Jeff’s Corner 6-7-18
Howdy Howdy Howdy
A major goal in my wine career has been to demystify it and make it simple, approachable, and enjoyable for everyone on any level. I’ve also waged constant war on the elitism and snottery (a new word) that is often associated with this wonderful beverage.
Sometimes this isn’t easy, especially with the incredibly intimidating names of grape varieties and wine regions. We have all struggled with pronouncing words like Pouilly-Fuisse, Mosel-Saar-Ruwer, Mourvedre, Gewurztraminer, and, of course, Viogner.
I have heard almost every pronunciation possible for Viognier (vee-oh-NYAY), and as you’ve probably figured out, today we’ll check out our new 2017 vintage. It’s not a real beauty, it’s a real, real beauty, one of the best (in my opinion) we’ve ever produced, and the’16 won double gold at the San Francisco Chronicle Wine Competition.
The origin of this curious name is somewhat shrouded in mist. One theory has the grape being named after the French city Vienne, which served as a Roman outpost. Much more fun, however, is that it took its name from the “Via Gehennae” or “Road of the Valley of Hell”, which was an allusion to the difficulty of growing these finicky grapes.

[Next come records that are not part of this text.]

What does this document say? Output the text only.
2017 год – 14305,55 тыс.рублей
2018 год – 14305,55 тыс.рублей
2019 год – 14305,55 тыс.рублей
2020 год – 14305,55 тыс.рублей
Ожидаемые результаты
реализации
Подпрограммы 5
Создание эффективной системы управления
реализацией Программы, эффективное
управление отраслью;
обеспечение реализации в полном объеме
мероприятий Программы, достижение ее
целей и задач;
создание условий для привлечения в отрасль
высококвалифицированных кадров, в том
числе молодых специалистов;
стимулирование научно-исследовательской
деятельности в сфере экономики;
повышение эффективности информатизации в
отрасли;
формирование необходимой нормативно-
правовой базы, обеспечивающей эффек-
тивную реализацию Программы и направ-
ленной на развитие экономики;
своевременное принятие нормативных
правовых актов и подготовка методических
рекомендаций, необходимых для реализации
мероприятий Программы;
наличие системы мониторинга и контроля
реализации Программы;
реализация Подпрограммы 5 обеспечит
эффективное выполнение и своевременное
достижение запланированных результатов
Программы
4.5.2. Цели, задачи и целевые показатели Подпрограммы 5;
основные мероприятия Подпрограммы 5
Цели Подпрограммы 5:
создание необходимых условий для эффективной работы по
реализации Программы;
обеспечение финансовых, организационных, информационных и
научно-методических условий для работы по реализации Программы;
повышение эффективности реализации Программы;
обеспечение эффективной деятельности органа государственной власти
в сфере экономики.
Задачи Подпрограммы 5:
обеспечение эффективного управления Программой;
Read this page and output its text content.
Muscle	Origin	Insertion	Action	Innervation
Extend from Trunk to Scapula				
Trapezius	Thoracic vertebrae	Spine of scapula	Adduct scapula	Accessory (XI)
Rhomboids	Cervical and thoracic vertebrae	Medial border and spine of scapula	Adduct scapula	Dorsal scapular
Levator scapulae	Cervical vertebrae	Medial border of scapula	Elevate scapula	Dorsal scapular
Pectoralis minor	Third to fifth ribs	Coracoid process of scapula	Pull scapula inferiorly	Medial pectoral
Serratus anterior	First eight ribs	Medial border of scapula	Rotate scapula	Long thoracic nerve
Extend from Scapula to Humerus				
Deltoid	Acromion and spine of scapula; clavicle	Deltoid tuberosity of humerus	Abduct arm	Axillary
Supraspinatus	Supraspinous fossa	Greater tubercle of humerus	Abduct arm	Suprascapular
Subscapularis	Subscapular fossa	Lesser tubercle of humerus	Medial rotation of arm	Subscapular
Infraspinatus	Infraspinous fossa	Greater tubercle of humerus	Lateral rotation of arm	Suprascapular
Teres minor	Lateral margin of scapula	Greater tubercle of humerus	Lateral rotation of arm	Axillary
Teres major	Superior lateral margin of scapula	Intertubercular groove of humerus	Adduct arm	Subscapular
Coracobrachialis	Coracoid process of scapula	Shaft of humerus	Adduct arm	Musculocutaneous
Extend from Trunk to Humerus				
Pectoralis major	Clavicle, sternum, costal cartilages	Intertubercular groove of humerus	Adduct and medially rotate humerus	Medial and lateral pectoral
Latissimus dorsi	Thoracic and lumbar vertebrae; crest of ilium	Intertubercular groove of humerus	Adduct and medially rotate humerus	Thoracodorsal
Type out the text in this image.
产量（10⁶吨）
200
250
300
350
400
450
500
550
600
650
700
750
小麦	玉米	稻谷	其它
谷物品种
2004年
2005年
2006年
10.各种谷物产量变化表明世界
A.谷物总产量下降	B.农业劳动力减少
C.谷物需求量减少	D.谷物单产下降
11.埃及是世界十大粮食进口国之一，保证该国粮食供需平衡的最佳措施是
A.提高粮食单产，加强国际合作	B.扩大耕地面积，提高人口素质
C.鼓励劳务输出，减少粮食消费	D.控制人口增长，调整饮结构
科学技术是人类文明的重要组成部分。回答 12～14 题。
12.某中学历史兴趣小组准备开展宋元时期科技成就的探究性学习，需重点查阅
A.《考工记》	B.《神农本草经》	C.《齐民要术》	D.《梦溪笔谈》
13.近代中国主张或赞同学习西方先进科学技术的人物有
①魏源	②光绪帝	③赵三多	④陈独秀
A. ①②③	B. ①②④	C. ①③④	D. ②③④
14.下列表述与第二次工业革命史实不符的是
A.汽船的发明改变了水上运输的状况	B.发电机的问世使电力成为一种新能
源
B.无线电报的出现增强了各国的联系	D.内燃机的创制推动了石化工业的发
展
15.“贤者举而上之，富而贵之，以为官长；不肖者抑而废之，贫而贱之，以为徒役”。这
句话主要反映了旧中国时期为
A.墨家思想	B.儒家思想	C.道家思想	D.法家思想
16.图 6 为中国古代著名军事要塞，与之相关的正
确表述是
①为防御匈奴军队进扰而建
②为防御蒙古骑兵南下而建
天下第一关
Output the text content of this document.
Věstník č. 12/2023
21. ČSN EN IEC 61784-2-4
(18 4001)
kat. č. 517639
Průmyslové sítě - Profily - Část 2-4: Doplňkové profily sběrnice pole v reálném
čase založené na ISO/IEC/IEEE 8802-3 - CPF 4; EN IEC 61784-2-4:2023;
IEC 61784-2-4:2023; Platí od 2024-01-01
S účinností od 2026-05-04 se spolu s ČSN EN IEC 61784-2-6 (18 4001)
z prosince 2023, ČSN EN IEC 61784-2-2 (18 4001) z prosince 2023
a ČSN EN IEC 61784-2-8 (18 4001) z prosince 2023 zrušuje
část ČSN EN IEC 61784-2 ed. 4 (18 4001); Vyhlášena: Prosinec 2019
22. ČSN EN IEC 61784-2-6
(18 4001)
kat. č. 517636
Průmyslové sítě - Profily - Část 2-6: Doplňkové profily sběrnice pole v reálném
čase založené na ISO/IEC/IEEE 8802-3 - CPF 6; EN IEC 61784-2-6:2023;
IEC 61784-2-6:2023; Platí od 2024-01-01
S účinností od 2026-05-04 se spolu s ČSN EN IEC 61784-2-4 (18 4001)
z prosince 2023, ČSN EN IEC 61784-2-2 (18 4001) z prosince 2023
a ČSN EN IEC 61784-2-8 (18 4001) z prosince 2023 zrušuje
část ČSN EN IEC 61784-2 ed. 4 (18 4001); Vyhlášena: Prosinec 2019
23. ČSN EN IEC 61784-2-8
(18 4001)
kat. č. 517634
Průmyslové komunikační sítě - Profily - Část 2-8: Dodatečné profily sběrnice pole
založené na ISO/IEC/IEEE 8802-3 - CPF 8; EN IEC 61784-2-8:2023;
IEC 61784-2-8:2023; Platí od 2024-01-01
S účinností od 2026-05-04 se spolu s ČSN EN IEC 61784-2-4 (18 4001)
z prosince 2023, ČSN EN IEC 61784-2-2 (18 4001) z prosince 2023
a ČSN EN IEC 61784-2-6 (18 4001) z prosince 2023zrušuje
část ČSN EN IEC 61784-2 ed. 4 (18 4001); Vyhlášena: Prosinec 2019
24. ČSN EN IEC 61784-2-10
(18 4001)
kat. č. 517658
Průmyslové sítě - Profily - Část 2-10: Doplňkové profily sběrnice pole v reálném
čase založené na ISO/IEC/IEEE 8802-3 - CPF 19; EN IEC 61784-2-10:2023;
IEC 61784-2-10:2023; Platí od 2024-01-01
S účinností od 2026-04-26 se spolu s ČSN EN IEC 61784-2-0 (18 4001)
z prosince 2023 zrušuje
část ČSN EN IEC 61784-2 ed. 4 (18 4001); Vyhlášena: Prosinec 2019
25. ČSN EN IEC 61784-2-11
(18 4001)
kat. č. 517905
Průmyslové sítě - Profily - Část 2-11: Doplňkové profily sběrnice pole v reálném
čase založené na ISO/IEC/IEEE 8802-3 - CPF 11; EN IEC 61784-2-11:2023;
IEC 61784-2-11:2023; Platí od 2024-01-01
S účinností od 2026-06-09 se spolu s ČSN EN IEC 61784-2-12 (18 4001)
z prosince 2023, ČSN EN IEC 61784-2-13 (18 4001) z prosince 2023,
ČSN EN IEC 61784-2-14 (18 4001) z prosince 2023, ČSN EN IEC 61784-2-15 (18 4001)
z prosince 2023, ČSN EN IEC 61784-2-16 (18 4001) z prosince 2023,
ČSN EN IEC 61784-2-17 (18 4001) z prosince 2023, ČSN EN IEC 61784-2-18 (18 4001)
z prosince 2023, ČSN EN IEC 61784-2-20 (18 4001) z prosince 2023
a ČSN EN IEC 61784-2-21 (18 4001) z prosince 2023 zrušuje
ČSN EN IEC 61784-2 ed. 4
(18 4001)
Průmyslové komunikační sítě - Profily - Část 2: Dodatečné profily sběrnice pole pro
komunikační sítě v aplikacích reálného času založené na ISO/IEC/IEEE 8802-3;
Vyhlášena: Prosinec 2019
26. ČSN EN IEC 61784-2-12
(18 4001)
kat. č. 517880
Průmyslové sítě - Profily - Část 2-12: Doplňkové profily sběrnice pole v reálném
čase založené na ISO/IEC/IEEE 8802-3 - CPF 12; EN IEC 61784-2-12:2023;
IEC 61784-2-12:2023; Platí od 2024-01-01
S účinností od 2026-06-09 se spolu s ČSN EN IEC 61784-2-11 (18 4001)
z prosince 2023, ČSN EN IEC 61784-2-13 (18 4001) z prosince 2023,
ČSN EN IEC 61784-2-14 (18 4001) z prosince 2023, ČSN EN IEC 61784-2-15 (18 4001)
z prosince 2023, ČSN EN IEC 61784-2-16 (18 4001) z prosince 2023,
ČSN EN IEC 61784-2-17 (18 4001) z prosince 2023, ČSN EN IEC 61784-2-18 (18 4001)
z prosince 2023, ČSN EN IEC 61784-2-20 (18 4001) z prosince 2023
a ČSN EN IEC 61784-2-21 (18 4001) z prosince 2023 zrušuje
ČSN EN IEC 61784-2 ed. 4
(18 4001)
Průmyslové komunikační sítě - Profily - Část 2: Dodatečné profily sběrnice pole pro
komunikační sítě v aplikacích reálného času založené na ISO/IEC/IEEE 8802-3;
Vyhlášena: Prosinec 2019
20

I first tasted it at a staff meeting a few weeks ago, and it was an interesting match with my bean and cheese breakfast taco. I’ll have a more interesting pairing later. I feel this all Texas ’17 Viognier is destined to be legendary, and it boasts a very healthy (for Jason) 14.5% ABV.
The color is a delightfully brilliant pale yellow/chartreuse, with a crystal clear rim. Layers upon layers of complex aromas and flavors converge on a wine of near perfect balance. Peach, apricot, tangerine, and mango dance with orange-blossom honey and fields of Texas wildflowers.
Our ’17 Viognier has a very rich mouthfeel, due in part to a small percentage having been barrel fermented and aged sur lie (on the dead yeast cells and grape sediment that result from fermentation). This wine features a long, complex finish with a well-integrated progression of fruit and acid from our front to back palate.
Let’s try this lovely wine with a pan-seared fresh Redfish filet finished with a citrusy beurre blanc, some risotto (kissed with bit of this Viognier), and some sautéed sugar snap peas.